Quick Hits from Central Asia and the South Caucasus:

  • A United States State Department delegation visited Ashgabat this week to attend the third U.S.-Turkmenistan Annual Bilateral Consultations. In addition to discussing ties in trade, energy, agriculture, education, and the construction of a Turkmenistan-Afghanistan-Pakistan-India natural-gas pipeline, the U.S. reportedly thanked Turkmenistan for assisting the socio-economic situation in Afghanistan.
  • Uzbekistan President Islam Karimov argued on Tuesday that NATO’s impending withdrawal from Afghanistan in 2014 could “lead to even more tensions” near the Uzbek border.
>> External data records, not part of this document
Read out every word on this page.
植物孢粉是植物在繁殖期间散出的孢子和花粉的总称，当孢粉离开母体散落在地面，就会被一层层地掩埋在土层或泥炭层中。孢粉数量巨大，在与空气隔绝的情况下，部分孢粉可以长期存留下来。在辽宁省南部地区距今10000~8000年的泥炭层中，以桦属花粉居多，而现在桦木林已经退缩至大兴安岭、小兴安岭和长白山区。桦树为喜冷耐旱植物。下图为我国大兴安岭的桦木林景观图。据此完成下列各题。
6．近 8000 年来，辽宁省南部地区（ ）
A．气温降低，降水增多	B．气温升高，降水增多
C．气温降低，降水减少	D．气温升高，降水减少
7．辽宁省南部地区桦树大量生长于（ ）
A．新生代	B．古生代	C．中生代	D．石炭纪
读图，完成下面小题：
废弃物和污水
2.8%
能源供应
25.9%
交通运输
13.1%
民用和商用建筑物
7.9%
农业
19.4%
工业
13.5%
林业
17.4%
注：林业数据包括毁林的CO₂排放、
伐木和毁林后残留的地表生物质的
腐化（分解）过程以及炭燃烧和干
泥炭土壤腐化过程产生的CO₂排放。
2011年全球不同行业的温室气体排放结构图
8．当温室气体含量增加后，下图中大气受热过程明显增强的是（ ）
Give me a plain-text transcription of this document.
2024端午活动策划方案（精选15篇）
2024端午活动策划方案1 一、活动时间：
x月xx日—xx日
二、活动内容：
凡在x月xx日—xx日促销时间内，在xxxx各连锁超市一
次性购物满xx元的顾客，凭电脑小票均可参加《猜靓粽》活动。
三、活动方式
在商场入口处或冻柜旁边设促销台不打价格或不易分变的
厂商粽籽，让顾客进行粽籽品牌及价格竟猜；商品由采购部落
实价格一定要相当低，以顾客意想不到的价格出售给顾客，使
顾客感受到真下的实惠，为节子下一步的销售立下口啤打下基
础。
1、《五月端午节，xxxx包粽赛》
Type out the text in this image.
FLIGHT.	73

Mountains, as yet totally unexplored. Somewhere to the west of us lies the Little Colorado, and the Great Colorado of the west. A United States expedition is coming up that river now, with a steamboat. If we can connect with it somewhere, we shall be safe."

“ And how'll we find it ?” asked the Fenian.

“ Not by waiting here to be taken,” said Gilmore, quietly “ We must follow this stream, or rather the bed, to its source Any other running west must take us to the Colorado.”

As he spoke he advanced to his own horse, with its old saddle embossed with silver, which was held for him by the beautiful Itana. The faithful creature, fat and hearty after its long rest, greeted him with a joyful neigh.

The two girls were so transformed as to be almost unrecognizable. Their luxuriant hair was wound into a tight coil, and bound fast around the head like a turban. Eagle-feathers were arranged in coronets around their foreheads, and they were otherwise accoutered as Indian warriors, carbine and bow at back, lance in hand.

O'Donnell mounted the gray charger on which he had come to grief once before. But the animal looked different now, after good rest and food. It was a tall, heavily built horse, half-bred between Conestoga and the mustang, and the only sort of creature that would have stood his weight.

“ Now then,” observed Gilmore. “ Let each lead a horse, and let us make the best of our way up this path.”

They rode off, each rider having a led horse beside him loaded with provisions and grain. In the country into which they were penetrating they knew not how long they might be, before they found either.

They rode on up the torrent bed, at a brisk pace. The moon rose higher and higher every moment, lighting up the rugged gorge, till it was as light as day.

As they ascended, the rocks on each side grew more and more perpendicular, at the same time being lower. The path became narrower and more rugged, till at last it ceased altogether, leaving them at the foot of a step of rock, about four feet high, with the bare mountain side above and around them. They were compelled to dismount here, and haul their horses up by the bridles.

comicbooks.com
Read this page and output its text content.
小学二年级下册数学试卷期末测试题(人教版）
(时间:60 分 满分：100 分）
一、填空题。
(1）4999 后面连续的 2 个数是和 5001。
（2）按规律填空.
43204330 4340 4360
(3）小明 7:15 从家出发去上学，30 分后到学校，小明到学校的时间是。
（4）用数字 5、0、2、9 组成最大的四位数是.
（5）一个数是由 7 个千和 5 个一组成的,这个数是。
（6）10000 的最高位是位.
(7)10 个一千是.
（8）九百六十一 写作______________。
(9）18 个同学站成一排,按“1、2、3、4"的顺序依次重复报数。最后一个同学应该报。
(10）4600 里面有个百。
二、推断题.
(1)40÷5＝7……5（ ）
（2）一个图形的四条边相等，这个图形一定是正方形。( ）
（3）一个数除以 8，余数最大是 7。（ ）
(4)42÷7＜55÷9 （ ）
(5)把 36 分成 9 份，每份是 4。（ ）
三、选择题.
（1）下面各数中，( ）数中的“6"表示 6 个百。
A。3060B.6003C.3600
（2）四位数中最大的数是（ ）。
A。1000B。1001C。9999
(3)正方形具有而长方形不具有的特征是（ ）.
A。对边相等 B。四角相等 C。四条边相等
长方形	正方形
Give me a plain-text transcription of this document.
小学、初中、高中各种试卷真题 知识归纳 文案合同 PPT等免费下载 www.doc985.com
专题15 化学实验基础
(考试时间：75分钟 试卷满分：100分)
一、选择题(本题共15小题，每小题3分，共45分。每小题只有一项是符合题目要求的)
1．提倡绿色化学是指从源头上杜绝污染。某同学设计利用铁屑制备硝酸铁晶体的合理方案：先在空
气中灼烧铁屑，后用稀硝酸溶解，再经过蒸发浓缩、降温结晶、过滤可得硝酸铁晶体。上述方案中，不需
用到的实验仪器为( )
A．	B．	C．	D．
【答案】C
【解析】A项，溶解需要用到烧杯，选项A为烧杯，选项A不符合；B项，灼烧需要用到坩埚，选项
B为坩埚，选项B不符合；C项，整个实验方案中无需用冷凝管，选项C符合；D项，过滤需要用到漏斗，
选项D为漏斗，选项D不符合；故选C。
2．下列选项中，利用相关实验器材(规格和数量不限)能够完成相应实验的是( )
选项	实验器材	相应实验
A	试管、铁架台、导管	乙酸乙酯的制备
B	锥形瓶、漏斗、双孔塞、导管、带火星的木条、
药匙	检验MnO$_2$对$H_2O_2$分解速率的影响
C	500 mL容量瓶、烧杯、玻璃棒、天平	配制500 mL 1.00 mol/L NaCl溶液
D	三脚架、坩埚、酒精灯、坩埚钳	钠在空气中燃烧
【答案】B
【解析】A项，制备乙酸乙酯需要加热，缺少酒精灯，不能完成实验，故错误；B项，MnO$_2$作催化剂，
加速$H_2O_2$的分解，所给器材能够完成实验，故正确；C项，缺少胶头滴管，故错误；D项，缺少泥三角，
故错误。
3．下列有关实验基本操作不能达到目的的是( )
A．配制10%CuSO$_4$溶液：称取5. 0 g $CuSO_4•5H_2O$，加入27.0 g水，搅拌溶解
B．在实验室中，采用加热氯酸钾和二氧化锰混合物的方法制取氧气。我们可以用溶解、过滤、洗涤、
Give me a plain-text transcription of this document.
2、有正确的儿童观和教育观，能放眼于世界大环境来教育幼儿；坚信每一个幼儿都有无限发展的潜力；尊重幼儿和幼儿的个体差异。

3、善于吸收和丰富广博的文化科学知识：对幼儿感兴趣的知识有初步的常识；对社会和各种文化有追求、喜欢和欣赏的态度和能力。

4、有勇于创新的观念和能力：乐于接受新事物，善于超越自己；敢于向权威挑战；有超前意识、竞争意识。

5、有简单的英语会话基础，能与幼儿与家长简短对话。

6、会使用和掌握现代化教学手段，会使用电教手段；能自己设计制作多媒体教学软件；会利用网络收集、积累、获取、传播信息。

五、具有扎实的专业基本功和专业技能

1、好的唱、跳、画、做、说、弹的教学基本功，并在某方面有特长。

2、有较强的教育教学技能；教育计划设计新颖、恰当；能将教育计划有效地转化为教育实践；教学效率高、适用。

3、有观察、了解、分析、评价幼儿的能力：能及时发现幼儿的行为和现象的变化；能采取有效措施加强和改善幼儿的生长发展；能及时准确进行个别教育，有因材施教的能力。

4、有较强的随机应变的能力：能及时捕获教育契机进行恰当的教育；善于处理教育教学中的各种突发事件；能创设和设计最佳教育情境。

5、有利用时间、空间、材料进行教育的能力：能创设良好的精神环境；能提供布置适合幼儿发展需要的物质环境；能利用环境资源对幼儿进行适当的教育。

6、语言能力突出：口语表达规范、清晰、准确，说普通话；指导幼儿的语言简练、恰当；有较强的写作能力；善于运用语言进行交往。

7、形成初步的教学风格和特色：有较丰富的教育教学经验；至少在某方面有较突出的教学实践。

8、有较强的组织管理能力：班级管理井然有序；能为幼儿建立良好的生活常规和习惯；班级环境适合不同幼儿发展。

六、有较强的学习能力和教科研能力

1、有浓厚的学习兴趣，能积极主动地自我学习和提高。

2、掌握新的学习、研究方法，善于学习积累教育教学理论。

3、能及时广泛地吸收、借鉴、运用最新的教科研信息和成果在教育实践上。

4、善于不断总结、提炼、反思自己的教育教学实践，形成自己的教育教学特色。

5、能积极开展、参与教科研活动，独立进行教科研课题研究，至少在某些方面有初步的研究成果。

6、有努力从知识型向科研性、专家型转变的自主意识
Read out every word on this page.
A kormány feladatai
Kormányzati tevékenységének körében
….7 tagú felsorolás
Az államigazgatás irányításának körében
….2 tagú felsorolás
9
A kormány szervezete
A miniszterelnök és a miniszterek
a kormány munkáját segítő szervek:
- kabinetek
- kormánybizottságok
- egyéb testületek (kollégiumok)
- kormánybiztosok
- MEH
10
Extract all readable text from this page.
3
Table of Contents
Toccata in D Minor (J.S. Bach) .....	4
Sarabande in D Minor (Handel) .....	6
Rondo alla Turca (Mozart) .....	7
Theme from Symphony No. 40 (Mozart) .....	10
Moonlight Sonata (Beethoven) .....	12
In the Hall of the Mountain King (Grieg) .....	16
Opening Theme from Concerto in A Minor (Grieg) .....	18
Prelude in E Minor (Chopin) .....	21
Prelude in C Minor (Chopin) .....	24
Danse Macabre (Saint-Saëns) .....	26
Central Asian leaders, and particularly Karimov, frequently play up the threat of instability spilling over from Afghanistan, though many regional observers remain skeptical of this theory.  
  • Russia’s ambassador to the Shanghai Cooperation Organization (SCO) firmly stated that the regional alliance would not assume responsibility for Afghanistan’s security after the withdrawal of NATO forces. As previously noted by Joshua Kucera, while SCO member states have expressed concern about the situation in Afghanistan, the alliance has struggled to define its role as it relates to the country.
  • On Monday Darigha Nazarbaeva, lawmaker and daughter of Kazakh President Nursultan Nazarbaev, proposed to lease control of the 140,000 hectares of cannabis fields in the Chui Valley to pharmaceutical firms, instead of destroying them. Kazakhstan hopes to harness 5,000 to 6,000 tons of hemp produced annually from this valley into a new boom industry for the country.
  • Russia announced on Friday the formation of a helicopter squadron in its Erebuni airbase in Armenia. Russia’s current MiG-29 fighter jet deployment “will be strengthened with Mi-24P attack helicopters, Mi-8MT and Mi-8SMV military transport helicopters…” RIA Novosti reported.
  • Azerbaijan intends to purchase Turkish OMTAS and UMTAS anti-tank missiles. The UMTAS missiles have a longer range and can be operated from both land-vehicles and aircraft.
  • The current chairman of the Organization for Security and Cooperation in Europe (OSCE), Swiss Foreign Minister Didier Burkhalter, discussed the OSCE’s upcoming efforts to resolve the border tensions in the South Caucasus.
  • On Monday Azerbaijani opposition party activist and advisor Yadigar Sadiqov was convicted and sentenced to six years in prison for “hooliganism.” According to human rights groups, this makes him one of 145 political prisoners held in Azerbaijan. Two days later, Azerbaijani President Ilham Aliyev denied again the existence of any political prisoners in his country.
  • This week marked the 20th anniversary of NATO’s Partnership for Peace program, NATO’s main forum for defense cooperation with the Central Eurasia region.